CLEVELAND -- Nothing is certain yet, but the Heat is hoping Greg Oden can be permanent fixture in its starting lineup.
Oden started for the second game in a row on Tuesday in Cleveland, and Heat coach Erik Spoelstra would like Oden to remain in that position for the team’s push to the playoffs. With Oden playing the first six minutes or so of the first and third quarters, the Heat can theoretically address a number of concerns, including a potential matchup with Roy Hibbert and the Indiana Pacers in the playoffs.
“There are a lot of different layers to it, but it cleans up some of the things with our rotation,” Spoelstra said. “It also guarantees we can get those minutes. I really like what he has been doing the last month or so.”
Oden played well defensively in his seven minutes in the first quarter and helped create some of the transition situations that led to LeBron James’ big first quarter. James had 25 points in the first 12 minutes of the game. That was a good sign, considering the Heat doesn’t want to disrupt the team’s rhythm by inserting Oden into the starting lineup.

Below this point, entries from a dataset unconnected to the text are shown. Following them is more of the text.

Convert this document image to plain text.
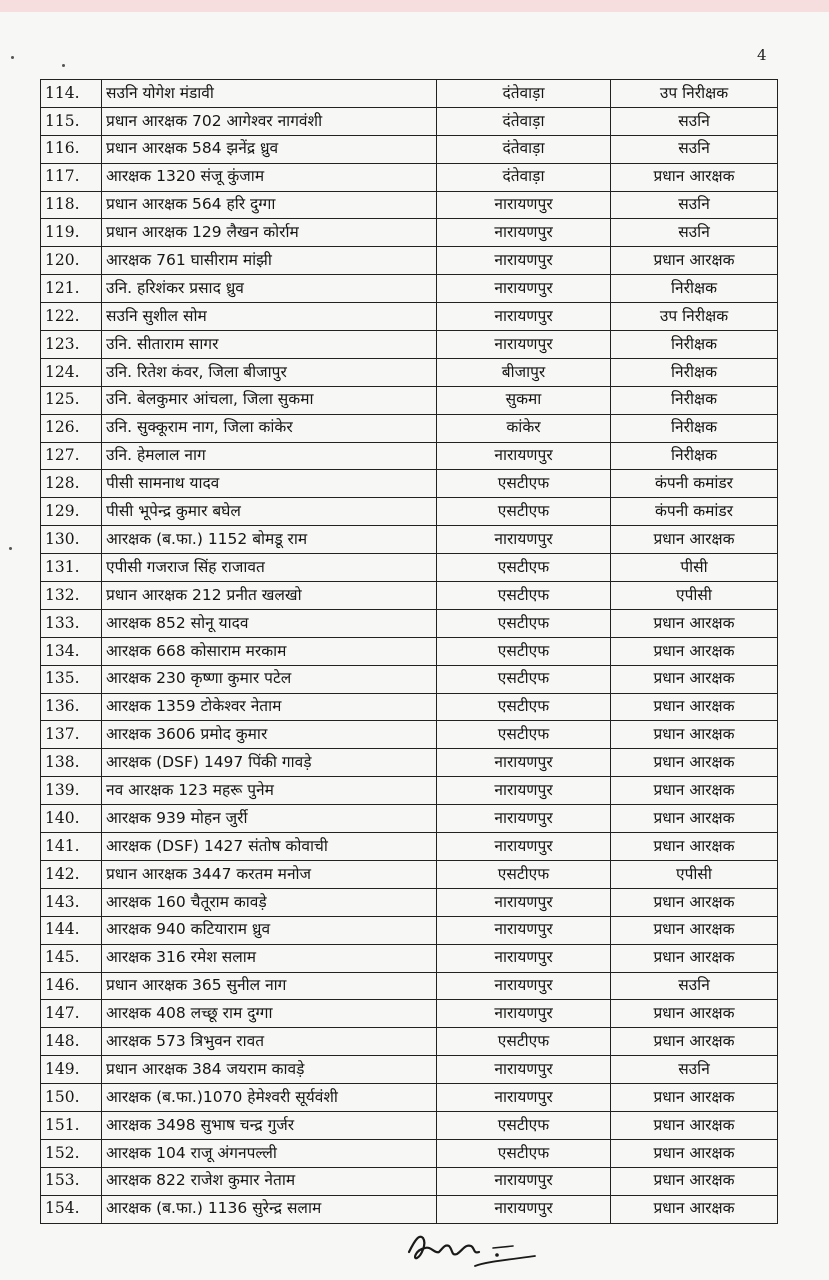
4
114.	सउनि योगेश मंडावी	दंतेवाड़ा	उप निरीक्षक
115.	प्रधान आरक्षक 702 आगेश्वर नागवंशी	दंतेवाड़ा	सउनि
116.	प्रधान आरक्षक 584 झनेंद्र ध्रुव	दंतेवाड़ा	सउनि
117.	आरक्षक 1320 संजू कुंजाम	दंतेवाड़ा	प्रधान आरक्षक
118.	प्रधान आरक्षक 564 हरि दुग्गा	नारायणपुर	सउनि
119.	प्रधान आरक्षक 129 लैखन कोर्राम	नारायणपुर	सउनि
120.	आरक्षक 761 घासीराम मांझी	नारायणपुर	प्रधान आरक्षक
121.	उनि. हरिशंकर प्रसाद ध्रुव	नारायणपुर	निरीक्षक
122.	सउनि सुशील सोम	नारायणपुर	उप निरीक्षक
123.	उनि. सीताराम सागर	नारायणपुर	निरीक्षक
124.	उनि. रितेश कंवर, जिला बीजापुर	बीजापुर	निरीक्षक
125.	उनि. बेलकुमार आंचला, जिला सुकमा	सुकमा	निरीक्षक
126.	उनि. सुक्कूराम नाग, जिला कांकेर	कांकेर	निरीक्षक
127.	उनि. हेमलाल नाग	नारायणपुर	निरीक्षक
128.	पीसी सामनाथ यादव	एसटीएफ	कंपनी कमांडर
129.	पीसी भूपेन्द्र कुमार बघेल	एसटीएफ	कंपनी कमांडर
130.	आरक्षक (ब.फा.) 1152 बोमडू राम	नारायणपुर	प्रधान आरक्षक
131.	एपीसी गजराज सिंह राजावत	एसटीएफ	पीसी
132.	प्रधान आरक्षक 212 प्रनीत खलखो	एसटीएफ	एपीसी
133.	आरक्षक 852 सोनू यादव	एसटीएफ	प्रधान आरक्षक
134.	आरक्षक 668 कोसाराम मरकाम	एसटीएफ	प्रधान आरक्षक
135.	आरक्षक 230 कृष्णा कुमार पटेल	एसटीएफ	प्रधान आरक्षक
136.	आरक्षक 1359 टोकेश्वर नेताम	एसटीएफ	प्रधान आरक्षक
137.	आरक्षक 3606 प्रमोद कुमार	एसटीएफ	प्रधान आरक्षक
138.	आरक्षक (DSF) 1497 पिंकी गावड़े	नारायणपुर	प्रधान आरक्षक
139.	नव आरक्षक 123 महरू पुनेम	नारायणपुर	प्रधान आरक्षक
140.	आरक्षक 939 मोहन जुर्री	नारायणपुर	प्रधान आरक्षक
141.	आरक्षक (DSF) 1427 संतोष कोवाची	नारायणपुर	प्रधान आरक्षक
142.	प्रधान आरक्षक 3447 करतम मनोज	एसटीएफ	एपीसी
143.	आरक्षक 160 चैतूराम कावड़े	नारायणपुर	प्रधान आरक्षक
144.	आरक्षक 940 कटियाराम ध्रुव	नारायणपुर	प्रधान आरक्षक
145.	आरक्षक 316 रमेश सलाम	नारायणपुर	प्रधान आरक्षक
146.	प्रधान आरक्षक 365 सुनील नाग	नारायणपुर	सउनि
147.	आरक्षक 408 लच्छू राम दुग्गा	नारायणपुर	प्रधान आरक्षक
148.	आरक्षक 573 त्रिभुवन रावत	एसटीएफ	प्रधान आरक्षक
149.	प्रधान आरक्षक 384 जयराम कावड़े	नारायणपुर	सउनि
150.	आरक्षक (ब.फा.)1070 हेमेश्वरी सूर्यवंशी	नारायणपुर	प्रधान आरक्षक
151.	आरक्षक 3498 सुभाष चन्द्र गुर्जर	एसटीएफ	प्रधान आरक्षक
152.	आरक्षक 104 राजू अंगनपल्ली	एसटीएफ	प्रधान आरक्षक
153.	आरक्षक 822 राजेश कुमार नेताम	नारायणपुर	प्रधान आरक्षक
154.	आरक्षक (ब.फा.) 1136 सुरेन्द्र सलाम	नारायणपुर	प्रधान आरक्षक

“We actually want to create an environment where it’s not different,” Spoelstra said. “Obviously, from the shear size of what he brings to the game, there will be different benefits that hopefully we can take advantage of, but in terms of how we want to play — aggressiveness, imposing our identity — we want that to be the same.”
Of course, whether Oden’s knees can manage the stress is the biggest concern. The Heat will continue to closely monitor Oden’s knees and limit his minutes, but the game in Cleveland was another positive step. Oden played 14 minutes against the Cavaliers. His season-high in minutes per game entering Tuesday was 13.

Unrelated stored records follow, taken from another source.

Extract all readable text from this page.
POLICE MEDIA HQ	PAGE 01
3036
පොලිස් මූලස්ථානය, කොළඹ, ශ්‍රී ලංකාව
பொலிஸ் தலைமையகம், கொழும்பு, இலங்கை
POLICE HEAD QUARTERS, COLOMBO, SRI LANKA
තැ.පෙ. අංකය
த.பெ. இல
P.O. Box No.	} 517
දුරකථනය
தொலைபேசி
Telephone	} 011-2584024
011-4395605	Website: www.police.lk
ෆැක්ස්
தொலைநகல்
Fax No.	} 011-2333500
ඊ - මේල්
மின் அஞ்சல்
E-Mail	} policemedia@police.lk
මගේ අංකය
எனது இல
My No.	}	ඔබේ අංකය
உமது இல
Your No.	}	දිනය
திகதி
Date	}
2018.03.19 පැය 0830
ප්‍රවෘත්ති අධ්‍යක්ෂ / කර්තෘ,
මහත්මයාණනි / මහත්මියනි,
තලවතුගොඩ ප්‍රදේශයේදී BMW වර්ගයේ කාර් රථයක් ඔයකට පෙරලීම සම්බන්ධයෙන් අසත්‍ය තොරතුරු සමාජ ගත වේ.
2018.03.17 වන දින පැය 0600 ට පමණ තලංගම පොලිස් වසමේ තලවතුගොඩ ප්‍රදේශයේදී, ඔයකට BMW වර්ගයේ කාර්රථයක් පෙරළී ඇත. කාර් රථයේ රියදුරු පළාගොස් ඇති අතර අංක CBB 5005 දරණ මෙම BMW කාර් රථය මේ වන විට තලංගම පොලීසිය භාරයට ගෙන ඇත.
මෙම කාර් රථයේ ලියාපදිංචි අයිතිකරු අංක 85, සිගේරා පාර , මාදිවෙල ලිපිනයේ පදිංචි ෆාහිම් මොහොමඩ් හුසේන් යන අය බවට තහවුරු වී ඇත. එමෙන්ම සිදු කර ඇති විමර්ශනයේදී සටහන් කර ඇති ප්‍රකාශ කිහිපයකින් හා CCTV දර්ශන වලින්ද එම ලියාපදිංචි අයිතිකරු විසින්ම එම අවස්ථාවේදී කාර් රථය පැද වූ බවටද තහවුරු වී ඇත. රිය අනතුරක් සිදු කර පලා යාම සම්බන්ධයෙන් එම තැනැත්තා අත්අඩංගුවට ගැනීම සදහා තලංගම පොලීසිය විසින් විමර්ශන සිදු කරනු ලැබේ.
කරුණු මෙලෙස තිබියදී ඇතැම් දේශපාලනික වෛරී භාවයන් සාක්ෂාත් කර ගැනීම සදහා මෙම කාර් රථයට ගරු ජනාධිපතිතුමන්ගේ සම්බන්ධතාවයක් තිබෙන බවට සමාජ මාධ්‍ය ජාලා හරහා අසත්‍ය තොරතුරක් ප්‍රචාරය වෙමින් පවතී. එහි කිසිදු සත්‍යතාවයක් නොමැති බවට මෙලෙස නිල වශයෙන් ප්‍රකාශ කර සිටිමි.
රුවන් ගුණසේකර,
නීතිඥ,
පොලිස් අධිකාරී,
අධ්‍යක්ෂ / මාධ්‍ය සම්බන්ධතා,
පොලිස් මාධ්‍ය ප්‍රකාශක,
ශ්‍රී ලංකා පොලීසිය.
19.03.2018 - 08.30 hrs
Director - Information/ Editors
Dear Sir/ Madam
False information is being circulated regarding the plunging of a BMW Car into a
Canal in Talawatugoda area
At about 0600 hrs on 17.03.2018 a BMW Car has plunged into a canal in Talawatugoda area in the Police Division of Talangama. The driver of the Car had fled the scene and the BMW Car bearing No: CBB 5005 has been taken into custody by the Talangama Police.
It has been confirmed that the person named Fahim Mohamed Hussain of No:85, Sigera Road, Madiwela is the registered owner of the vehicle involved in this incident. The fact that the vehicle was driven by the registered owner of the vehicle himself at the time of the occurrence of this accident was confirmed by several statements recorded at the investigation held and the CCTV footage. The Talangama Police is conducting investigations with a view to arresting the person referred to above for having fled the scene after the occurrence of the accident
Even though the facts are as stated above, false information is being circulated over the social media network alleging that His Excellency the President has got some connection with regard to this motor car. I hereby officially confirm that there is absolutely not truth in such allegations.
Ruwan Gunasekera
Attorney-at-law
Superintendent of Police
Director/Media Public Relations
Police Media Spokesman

“We like what he does, he does something different, but we’re still able to play our game,” Spoelstra said. “We won’t extend his minutes long, and it seems we can build it in pretty seamless in that starting unit.”
There is also a sense among the Heat’s coaching staff that Oden can contribute more consistently knowing that he will be playing the first six or so minutes of each half every game. Oden was having trouble finding offensive consistency while playing spot minutes, but Spoelstra noted the intimidating center “still found a way to contribute.”
James on Jackson
James had plenty to say before Tuesday’s game about Phil Jackson’s appointment as the Knicks’ new president of basketball operations.
“He brings a championship pedigree, and we all know that,” James said. “His résumé speaks for itself. … I think it’s exciting for them. It’s a fresh face and a guy who has been through everything and has had so much success in his career, so you think he could translate that into knowing personnel, to getting guys into the right places, to getting who can help other guys, so we’ll see what happens.”
Could Jackson transform the Knicks in the same way that Pat Riley built and then rebuilt the Heat?
“Riles was different when he came to Miami,” James said. “Riles came to Miami as a coach and Riles was younger as well … so it was different in that sense, but those are two Hall of Famers that we’re talking about that have played the game and coached and now orchestrating a front office as well.”
The obligatory “return to Cleveland” questions arose during James’ pregame news conference when a reporter asked James if he would like to return to Cleveland.
“As for right now, it’s too hard for me to think about,” James said. “We have less than 20 games until we gear up for no sleep, two months hopefully.
“So, for me to try to take my mind somewhere else when I know what’s on its way, it’s almost impossible.”